Петр Никитич молча кряхтел.
— Инструмент только оставили там, на шлейфе. Сил не было тащить. Сгубить он нас мог. Завтра надо забрать. Все завтра, — бормотал, не выходя из бреда, Генка, но тут надвинулась на них темная коробка офицерского балка, чему моряк обрадовался несказанно, будто золотую рыбку поймал. Облизал мерзлые губы, словно огнем опалил ими язык, улыбнулся: — Дошли-таки… А?
— Морду бы тебе набить, чтоб без страховки не ходил, — Петр Никитич переборол свою немоту, смутился от собственных слов, толкнул унтом дверь офицерского балка. Алика прислонил к косяку — постой, мол, парень, охолонись немного, отдохни, Генку повел вовнутрь.
— Не злись, дед… — медленно, перебарывая себя, говорил Генка, — мы и не в таких морях бывали… не такие шторма видели… Чик-чик-чик-чик… Два человека… это вполне достаточно, чтобы одну пробку… ликвидировать… Но ты прав, Никитич… в сильные морозы с собой… надо третьего человека для страховки брать. Чтоб начальство наше… меньше пужалось… и не переживало за нас.
Петр Никитич молча сунул ему под нос кулак, усадил на койку.
Пошел за Аликом, тоже притащил в балок. Одного за другим разул, раздел, растер ноги. У Генки за пазухой он неожиданно нашел мятую гвардейскую бескозырку с оранжевыми ленточками. Хмуро посмотрел на нее, словно прикидывая, зачем же парень носит головной убор за пазухой, нахлобучил Генке не голову.
На следующий день, когда ребята проснулись, ящик с инструментом, прочие причиндалы, которые они оставили на шлейфе, — все это было уже в балке: Петр Никитич по вчерашнему следу нашел место пробоя, забрал оставленное добро, принес в городок.
В этот день не работали — отдыхали после вчерашнего. Да и день-то был актированным — мороз за пятьдесят.
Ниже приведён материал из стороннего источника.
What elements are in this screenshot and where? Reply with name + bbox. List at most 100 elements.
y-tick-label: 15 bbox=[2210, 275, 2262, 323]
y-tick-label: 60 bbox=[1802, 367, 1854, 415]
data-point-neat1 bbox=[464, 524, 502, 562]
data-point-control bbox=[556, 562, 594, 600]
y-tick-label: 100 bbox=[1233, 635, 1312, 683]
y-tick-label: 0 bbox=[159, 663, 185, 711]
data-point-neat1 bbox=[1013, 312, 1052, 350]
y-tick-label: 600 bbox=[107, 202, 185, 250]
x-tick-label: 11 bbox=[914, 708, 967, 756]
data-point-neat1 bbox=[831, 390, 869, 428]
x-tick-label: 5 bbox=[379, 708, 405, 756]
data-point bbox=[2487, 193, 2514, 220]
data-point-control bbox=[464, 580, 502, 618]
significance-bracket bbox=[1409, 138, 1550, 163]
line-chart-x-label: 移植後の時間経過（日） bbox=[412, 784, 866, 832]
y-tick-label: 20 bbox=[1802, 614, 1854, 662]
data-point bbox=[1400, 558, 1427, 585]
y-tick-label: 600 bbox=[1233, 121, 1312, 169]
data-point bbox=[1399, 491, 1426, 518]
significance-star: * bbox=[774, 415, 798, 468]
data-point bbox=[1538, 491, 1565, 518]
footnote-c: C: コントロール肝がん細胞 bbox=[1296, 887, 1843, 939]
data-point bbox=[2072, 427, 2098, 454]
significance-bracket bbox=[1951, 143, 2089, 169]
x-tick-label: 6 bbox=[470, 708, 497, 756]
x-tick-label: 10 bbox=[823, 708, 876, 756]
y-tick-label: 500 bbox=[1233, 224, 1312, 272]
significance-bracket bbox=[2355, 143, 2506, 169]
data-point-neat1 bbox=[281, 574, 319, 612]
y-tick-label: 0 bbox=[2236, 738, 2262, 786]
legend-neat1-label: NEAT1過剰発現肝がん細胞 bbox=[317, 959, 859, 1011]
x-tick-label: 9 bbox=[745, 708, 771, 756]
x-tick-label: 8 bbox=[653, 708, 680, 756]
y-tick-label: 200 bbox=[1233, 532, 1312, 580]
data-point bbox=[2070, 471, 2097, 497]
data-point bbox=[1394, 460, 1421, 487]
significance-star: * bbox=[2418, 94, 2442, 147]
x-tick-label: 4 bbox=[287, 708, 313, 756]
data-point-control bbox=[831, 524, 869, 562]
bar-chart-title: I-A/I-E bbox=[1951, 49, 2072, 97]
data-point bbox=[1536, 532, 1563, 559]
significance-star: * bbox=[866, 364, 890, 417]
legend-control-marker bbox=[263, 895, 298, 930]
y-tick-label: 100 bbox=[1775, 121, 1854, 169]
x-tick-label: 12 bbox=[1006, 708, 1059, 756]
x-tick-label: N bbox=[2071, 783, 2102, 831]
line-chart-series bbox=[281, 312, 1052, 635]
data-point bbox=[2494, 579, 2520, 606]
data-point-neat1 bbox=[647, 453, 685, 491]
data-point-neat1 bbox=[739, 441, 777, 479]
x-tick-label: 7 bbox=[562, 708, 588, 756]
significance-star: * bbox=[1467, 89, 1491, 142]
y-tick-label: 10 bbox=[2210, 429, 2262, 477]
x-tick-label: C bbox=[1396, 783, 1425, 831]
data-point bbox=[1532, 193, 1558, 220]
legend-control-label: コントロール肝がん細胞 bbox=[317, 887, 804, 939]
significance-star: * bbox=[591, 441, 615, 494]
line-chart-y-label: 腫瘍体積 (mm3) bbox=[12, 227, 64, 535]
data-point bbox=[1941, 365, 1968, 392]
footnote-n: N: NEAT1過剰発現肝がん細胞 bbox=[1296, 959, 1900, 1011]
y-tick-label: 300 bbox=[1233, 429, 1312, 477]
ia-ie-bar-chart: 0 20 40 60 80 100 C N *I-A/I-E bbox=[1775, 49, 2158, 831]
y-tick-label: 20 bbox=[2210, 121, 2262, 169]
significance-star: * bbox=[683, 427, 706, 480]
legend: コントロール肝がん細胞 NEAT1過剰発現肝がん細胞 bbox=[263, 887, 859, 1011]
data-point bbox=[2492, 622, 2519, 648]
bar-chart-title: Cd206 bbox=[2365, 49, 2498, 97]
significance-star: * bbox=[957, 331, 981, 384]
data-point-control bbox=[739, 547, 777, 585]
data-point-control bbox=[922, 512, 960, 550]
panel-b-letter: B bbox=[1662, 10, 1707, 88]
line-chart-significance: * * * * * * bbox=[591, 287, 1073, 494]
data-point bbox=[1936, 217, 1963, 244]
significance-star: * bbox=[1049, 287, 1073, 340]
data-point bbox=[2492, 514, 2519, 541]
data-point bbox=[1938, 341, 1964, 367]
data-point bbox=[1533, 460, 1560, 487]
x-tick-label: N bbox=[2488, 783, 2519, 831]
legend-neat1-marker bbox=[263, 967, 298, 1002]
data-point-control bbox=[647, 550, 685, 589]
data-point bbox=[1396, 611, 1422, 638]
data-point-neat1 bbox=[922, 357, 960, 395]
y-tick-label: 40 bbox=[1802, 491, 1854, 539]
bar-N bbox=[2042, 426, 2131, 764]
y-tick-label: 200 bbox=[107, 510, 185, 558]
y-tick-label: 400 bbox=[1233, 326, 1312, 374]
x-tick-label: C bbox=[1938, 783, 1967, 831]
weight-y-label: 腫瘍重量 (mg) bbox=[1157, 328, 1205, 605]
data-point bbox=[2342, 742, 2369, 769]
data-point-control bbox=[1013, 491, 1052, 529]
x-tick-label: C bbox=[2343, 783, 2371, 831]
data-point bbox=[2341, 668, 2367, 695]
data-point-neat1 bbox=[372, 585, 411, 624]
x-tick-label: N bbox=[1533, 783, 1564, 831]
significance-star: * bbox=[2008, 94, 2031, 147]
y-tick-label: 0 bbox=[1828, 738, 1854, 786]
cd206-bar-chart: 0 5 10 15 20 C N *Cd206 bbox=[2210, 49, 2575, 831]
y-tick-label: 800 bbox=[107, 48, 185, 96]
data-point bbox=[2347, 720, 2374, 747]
Утром Генка долго ничего не слышал вокруг, ни один звук не проникал в бездумную голубую цветь его сна, в тепло яркой, не Знающей снега земли, где царило солнце, был ясный прозрачный день, чистое море с пенной канвой по берегу, отливающие радужными крапинами валуны, тихий, с металлическим звоном — тонким, в серебро — шелест пальм, их судно, стоявшее на рейде, и ребята, по гибкому веревочному трапу спускающиеся в воду.